During our educational years, we may have learned about supply and demand. However, when do supply and demand become price gouging? It was mentioned that the NRG Stadium in Houston where Superbowl LI took place had bottled water priced at $6 each and a cup of soda at $11 each. Popcorn was listed at $15, and a scoop of ice cream was $11. Yes, we have perhaps witnessed an event where prices are so out of control or bizarre that we avoid concerts or supporting the arts altogether.
It is bad enough that our supply and demand needs currently have us paying an average cost of a movie ticket at $10 or more only to be punished by having to watch a barrage of movie trailers and commercials just to get a decent seat. The snack bar at theaters is no secret to a majority of us that already see skyrocketing popcorn prices and basic drinks starting prices as if we are at a Superbowl event. The sad part is that we pay those ridiculous prices.
There was a time where people would come together and enjoy events without such unreasonable prices. Concert or event tickets are controlled by ticket companies that levy additional fees. We are merely left at the mercy of either paying for it or hopefully watching it later on an HBO special or DVD. Personally, I do not mind convenience, but I do mind being exploited. Exploitation of supply and demand methods eventually harm the intended purpose. For example, Circus prices became so expensive as well as souvenirs that it crippled its business model and became bankrupt. Some states have price gouging laws. However, it is hard to prosecute and enforce.

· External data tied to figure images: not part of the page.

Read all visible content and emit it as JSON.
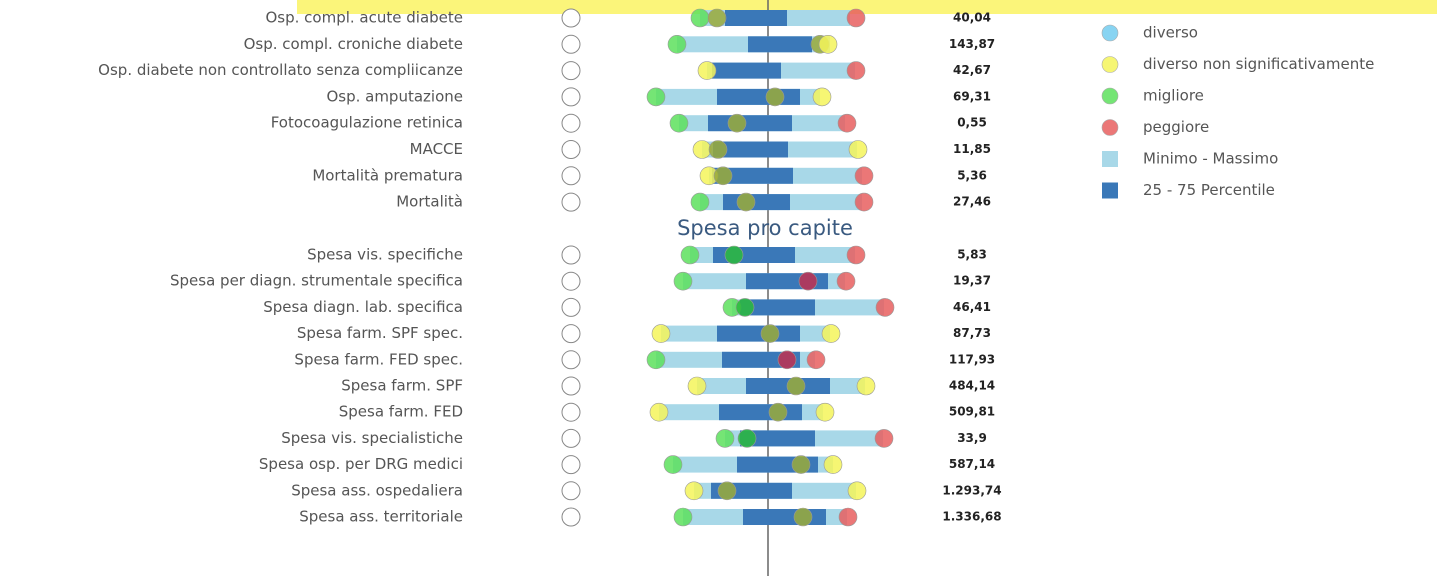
{
  "rows_top": [
    {
      "label": "Osp. compl. acute diabete",
      "value": "40,04"
    },
    {
      "label": "Osp. compl. croniche diabete",
      "value": "143,87"
    },
    {
      "label": "Osp. diabete non controllato senza compliicanze",
      "value": "42,67"
    },
    {
      "label": "Osp. amputazione",
      "value": "69,31"
    },
    {
      "label": "Fotocoagulazione retinica",
      "value": "0,55"
    },
    {
      "label": "MACCE",
      "value": "11,85"
    },
    {
      "label": "Mortalità prematura",
      "value": "5,36"
    },
    {
      "label": "Mortalità",
      "value": "27,46"
    }
  ],
  "section_title": "Spesa pro capite",
  "rows_bottom": [
    {
      "label": "Spesa vis. specifiche",
      "value": "5,83"
    },
    {
      "label": "Spesa per diagn. strumentale specifica",
      "value": "19,37"
    },
    {
      "label": "Spesa diagn. lab. specifica",
      "value": "46,41"
    },
    {
      "label": "Spesa farm. SPF spec.",
      "value": "87,73"
    },
    {
      "label": "Spesa farm. FED spec.",
      "value": "117,93"
    },
    {
      "label": "Spesa farm. SPF",
      "value": "484,14"
    },
    {
      "label": "Spesa farm. FED",
      "value": "509,81"
    },
    {
      "label": "Spesa vis. specialistiche",
      "value": "33,9"
    },
    {
      "label": "Spesa osp. per DRG medici",
      "value": "587,14"
    },
    {
      "label": "Spesa ass. ospedaliera",
      "value": "1.293,74"
    },
    {
      "label": "Spesa ass. territoriale",
      "value": "1.336,68"
    }
  ],
  "legend": [
    {
      "label": "diverso",
      "color": "#73cdf0",
      "shape": "circle"
    },
    {
      "label": "diverso non significativamente",
      "color": "#f5f55a",
      "shape": "circle"
    },
    {
      "label": "migliore",
      "color": "#5de05d",
      "shape": "circle"
    },
    {
      "label": "peggiore",
      "color": "#e85f5f",
      "shape": "circle"
    },
    {
      "label": "Minimo - Massimo",
      "color": "#a8d8e8",
      "shape": "square"
    },
    {
      "label": "25 - 75 Percentile",
      "color": "#3a78b8",
      "shape": "square"
    }
  ]
}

I support for free enterprise and competition. However, I am wary where supply and demand become exploitative and diminishes an event that has an ability to bring people together. A bucket of regular standard unflavored popcorn should hardly cost $15. A basic cup of soda should not cost $11. Then again, parking at an event should not cost $20. We should reassess a fair market system where supply and demand in a public setting are equitable and reasonable for all. Otherwise, stadiums and certain events create a culture of black marketing where we lose focus on the actual event.